PDBY chatted to Rikenette Steenkamp (one of TuksSport’s successful hurdlers) on her recent travels to Glasgow, her achievements, and her aspirations.
What made you first become an athlete and what specifically made you choose hurdles?
When I was six years old, in primary school, I just loved sport, especially athletics. I wanted to run. Technically, I only started running hurdles in high school during grade 10. Even though I was a mediocre [athlete] from a young age, I started hurdles, and the first time I ran it, I realized it was what I wanted to do and that it made me stand out a bit. ‘
What is your biggest achievement and why do you consider it to be that?
I have to single out two races. The first race was when I broke the national record in the 100m hurdle. It was a 21 year old record so it had been a while since it was broken. I’ve always had my mind on this record and it took me 7 years to achieve this. Secondly, I competed at the world championships in 2019 after returning from an injury. Making this comeback and going through to the semi-finals, I ended up placing sixteenth in the world, which is a personal achievement.
What is the best piece of advice that you have received from someone for your specific skill?
I would say that what I’ve learnt through the years is that less is more. What I mean by that is that a quality hurdle session is better than quantity.
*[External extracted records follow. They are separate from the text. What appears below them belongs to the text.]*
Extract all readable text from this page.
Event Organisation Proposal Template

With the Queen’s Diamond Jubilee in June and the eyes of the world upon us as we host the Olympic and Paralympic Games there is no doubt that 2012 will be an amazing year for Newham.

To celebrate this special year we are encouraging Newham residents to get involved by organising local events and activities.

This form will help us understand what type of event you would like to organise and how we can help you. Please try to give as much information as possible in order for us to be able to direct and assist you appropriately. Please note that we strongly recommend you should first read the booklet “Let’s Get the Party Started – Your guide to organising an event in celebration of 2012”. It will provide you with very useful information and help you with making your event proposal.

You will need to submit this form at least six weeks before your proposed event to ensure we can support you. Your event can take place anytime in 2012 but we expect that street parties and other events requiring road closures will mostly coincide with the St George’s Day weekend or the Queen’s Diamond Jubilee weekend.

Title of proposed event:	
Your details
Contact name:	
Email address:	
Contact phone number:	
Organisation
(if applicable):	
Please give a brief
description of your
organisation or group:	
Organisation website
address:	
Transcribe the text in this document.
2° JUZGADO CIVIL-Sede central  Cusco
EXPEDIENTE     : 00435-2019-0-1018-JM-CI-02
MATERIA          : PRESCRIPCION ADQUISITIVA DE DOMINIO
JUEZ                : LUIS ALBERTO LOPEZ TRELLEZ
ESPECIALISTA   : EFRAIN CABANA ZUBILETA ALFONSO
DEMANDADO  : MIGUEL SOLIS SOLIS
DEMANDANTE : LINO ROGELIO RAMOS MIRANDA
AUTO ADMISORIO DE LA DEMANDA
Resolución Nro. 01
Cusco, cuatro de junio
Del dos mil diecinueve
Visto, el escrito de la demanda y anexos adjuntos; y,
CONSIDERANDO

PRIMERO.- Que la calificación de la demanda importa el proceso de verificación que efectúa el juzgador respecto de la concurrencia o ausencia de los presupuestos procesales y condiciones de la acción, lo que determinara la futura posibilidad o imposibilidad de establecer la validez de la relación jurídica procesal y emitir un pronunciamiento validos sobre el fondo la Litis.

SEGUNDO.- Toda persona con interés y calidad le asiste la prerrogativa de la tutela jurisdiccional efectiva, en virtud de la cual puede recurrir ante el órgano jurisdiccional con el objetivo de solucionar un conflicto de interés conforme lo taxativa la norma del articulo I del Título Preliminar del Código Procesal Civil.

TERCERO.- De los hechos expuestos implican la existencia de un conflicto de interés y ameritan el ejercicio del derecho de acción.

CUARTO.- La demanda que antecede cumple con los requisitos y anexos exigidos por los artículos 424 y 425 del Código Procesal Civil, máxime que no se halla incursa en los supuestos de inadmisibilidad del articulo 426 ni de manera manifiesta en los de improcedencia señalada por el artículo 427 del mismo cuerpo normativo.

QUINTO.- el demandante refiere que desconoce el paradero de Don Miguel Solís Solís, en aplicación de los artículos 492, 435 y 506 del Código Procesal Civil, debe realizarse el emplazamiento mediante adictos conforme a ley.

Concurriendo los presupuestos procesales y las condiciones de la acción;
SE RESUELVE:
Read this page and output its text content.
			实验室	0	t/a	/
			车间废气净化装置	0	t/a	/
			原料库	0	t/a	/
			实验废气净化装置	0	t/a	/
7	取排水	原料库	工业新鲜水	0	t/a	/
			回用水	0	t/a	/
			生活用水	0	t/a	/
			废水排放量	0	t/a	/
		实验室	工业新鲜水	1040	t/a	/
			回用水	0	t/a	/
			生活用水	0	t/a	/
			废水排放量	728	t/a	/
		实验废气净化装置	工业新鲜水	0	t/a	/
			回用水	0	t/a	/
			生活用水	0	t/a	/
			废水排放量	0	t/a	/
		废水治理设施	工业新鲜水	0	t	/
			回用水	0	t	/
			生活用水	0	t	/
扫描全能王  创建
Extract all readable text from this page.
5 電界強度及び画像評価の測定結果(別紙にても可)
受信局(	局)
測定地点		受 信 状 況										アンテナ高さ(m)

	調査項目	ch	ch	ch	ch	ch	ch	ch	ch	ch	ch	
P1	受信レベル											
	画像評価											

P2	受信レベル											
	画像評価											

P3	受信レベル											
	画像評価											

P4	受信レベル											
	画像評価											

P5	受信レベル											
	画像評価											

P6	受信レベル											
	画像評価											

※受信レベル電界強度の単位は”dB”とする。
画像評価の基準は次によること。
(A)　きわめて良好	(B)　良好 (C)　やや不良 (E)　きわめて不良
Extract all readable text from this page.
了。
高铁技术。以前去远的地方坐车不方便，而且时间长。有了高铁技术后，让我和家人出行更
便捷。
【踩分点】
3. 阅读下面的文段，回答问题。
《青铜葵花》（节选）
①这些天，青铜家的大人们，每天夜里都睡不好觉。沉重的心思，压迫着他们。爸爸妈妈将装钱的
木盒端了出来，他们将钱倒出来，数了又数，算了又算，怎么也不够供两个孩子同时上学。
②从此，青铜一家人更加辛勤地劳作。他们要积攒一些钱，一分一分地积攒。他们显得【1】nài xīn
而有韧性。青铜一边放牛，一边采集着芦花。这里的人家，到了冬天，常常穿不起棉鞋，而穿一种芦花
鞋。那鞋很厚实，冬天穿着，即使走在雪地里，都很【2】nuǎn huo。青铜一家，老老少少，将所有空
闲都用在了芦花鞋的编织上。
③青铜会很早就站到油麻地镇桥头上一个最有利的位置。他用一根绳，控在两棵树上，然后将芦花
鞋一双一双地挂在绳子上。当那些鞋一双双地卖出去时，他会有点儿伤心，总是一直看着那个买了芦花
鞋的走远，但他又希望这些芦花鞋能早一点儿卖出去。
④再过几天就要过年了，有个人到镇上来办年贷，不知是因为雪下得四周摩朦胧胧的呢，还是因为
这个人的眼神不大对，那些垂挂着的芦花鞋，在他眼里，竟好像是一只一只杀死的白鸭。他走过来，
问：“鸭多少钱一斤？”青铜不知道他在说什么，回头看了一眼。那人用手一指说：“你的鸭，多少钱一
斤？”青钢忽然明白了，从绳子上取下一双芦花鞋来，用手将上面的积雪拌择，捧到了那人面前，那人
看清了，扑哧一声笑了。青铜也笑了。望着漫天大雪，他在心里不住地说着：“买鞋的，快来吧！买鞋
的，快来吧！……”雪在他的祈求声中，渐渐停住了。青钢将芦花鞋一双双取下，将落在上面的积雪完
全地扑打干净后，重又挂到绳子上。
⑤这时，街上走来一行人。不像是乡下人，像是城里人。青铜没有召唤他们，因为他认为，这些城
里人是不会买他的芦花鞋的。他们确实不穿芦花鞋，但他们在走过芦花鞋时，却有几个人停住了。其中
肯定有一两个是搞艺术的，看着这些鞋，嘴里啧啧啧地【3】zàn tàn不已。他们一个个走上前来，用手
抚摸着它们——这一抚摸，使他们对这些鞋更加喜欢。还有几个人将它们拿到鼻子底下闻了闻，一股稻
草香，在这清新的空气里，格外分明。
On the mental side, I’ve also learnt that sometimes we don’t see ourselves as achievers when competing against foreigners but we are all equal and we need to step out and be bold.
What are you hoping to accomplish in the year 2020?
This year is a big year it is an Olympic year. Firstly it was a new experience for me to do indoor sports, so my first goal was to experience the indoor season. I am also looking forward to the South African season and Nationals. Lastly, I’d also like to qualify for the Olympic finals
How was your recent experience in Glasgow? Did you learn anything valuable?
It was my first indoor race ever and I’ve never competed indoors so it was a bold decision. In the run-up to the event, I had a few hiccups. I only received my visa the morning I flew out so that was stressful. Also, on my way there I picked up the flu which wasn’t great either. I would not say I was at my best but sometimes you have to go through stressful situations- so I learnt to cope. I kept focus and I did what I went there to do.
What would you suggest to others that do hurdle sprints or are curious?
It is important to have a passion for what you do and enjoy it. Keep having fun, laugh at yourself. If you fall over a hurdle, understand that it happens. Do not be too serious. As an athlete, I was a late bloomer and I think that was the best thing for me. I only became serious when it was required. I would also suggest remembering that you can not achieve anything by yourself, you need people as well. It is a team effort.
What is your record time? And do you feel you can still beat it?
In the 100m hurdles, my time is 12, 81[seconds] and yes I feel I can still beat it. In the indoor 60m hurdles, my time is 8, 29 [seconds] and I feel I can beat it as well.
What is your aspiration in life in terms of being an athlete?
My aspiration is to become the best athlete that I possibly can, to reach my full potential, and to stay true to who I am. I’d like to be a role model for South African athletics and to give back where I can.